Она взяла мою ладонь левой рукой и крепко, насколько могла, сжала. Крепкого пожатия не получилось — ладонь у нее была горячая и слабая.
— Когда я буду умирать, — сказала она, глядя мне в глаза, — ты не отпускай мою руку. Держи. И я никуда не уйду…
Все мои силы были направлены на то, чтобы выдержать ее взгляд и не отвести глаза в сторону, и я ничего не смог ответить.
— Я тебя любила, — сказала она. — Любила больше жизни. Для меня ничего в этом мире, кроме тебя, не было. А ты меня никогда не любил…
— Ну что ты… — опять независимо от меня проговорили губы. — Я тебя тоже люблю. Все у нас будет хорошо.
Она первая отвела взгляд, поморщилась от боли, растирая правой ладонью низ живота.
— Что там у меня? Твердое… Вырвать бы его с корнями…
— Болит? — спросил я мертвым голосом.

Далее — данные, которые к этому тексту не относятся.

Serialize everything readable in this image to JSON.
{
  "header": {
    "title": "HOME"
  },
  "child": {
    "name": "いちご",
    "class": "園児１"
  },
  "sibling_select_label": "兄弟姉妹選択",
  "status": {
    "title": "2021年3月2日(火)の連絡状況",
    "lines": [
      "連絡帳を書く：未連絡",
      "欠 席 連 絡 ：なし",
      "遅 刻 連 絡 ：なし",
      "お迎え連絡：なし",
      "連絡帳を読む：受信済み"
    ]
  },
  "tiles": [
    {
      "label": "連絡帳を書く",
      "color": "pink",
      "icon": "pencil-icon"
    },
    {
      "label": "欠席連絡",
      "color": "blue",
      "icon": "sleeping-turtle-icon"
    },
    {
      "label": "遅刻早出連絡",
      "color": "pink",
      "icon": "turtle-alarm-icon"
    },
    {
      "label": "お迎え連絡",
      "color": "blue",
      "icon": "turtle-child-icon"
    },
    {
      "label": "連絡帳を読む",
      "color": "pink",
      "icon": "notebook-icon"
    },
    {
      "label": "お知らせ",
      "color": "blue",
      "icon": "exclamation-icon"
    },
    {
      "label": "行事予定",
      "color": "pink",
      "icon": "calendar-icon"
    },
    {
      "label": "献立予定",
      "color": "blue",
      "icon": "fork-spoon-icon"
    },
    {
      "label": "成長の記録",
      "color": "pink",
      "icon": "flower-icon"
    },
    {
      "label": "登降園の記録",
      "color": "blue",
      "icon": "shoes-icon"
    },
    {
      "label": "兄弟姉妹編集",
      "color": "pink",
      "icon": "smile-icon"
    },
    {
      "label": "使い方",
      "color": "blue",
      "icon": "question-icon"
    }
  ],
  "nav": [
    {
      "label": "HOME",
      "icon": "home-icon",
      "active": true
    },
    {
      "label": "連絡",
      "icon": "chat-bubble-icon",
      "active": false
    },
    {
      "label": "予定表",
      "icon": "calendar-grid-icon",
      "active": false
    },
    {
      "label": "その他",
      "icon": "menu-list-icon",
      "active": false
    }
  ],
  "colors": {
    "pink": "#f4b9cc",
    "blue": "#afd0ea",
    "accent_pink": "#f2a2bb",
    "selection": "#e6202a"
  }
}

Она кивнула.
— Сейчас сделаю обезболивающее. Я аккуратно высвободил руку, встал и, подойдя к аптечке, начал перебирать препараты. «Чем я заслужил ее любовь?» — билась в замороженном сознании мысль. Не понимал я этого чувства и ответа не находил.
Приготовив коктейль из лошадиной дозы снотворного и обезболивающего, я ввел ей в руку, и Тана почти сразу уснула. А я принялся бездумно колесить по схрону, не находя себе места. Сам не знаю почему — никаких чувств в душе не было. Полная опустошенность.
Ночь, следующий день и следующую ночь я пребывал в каком-то сумеречном мироощущении. Спать не спал, но и бодрствовать не бодрствовал. Впал в пограничное состояние между сном и явью, передвигаясь и действуя, как сомнамбула. Настолько все перекосилось, что я не смог вести ежедневные записи и начал совершать нелогичные, парадоксальные поступки. Прекрасно понимая, что в условиях частотно-волновой блокады Аукваны мне не удастся связаться с челночным катером, я тем не менее активировал передатчик, вынес его из схрона, где нормальной работе мешала экранирующая сеть, и каждый час пытался выйти на связь. То, что передатчик могут засечь егеря, меня не волновало — я, как и Тана, видел единственный шанс спасения ее жизни в том, чтобы погрузить тело в криогенную камеру и доставить в ближайший медицинский центр. Шанс был мизерный, но он был — Кванч сообщил, что птенцы ногокрыла начали закукливаться, а это означало, что браконьерской охоте пришел конец и егеря не сегодня-завтра снимут частотно-волновую блокаду.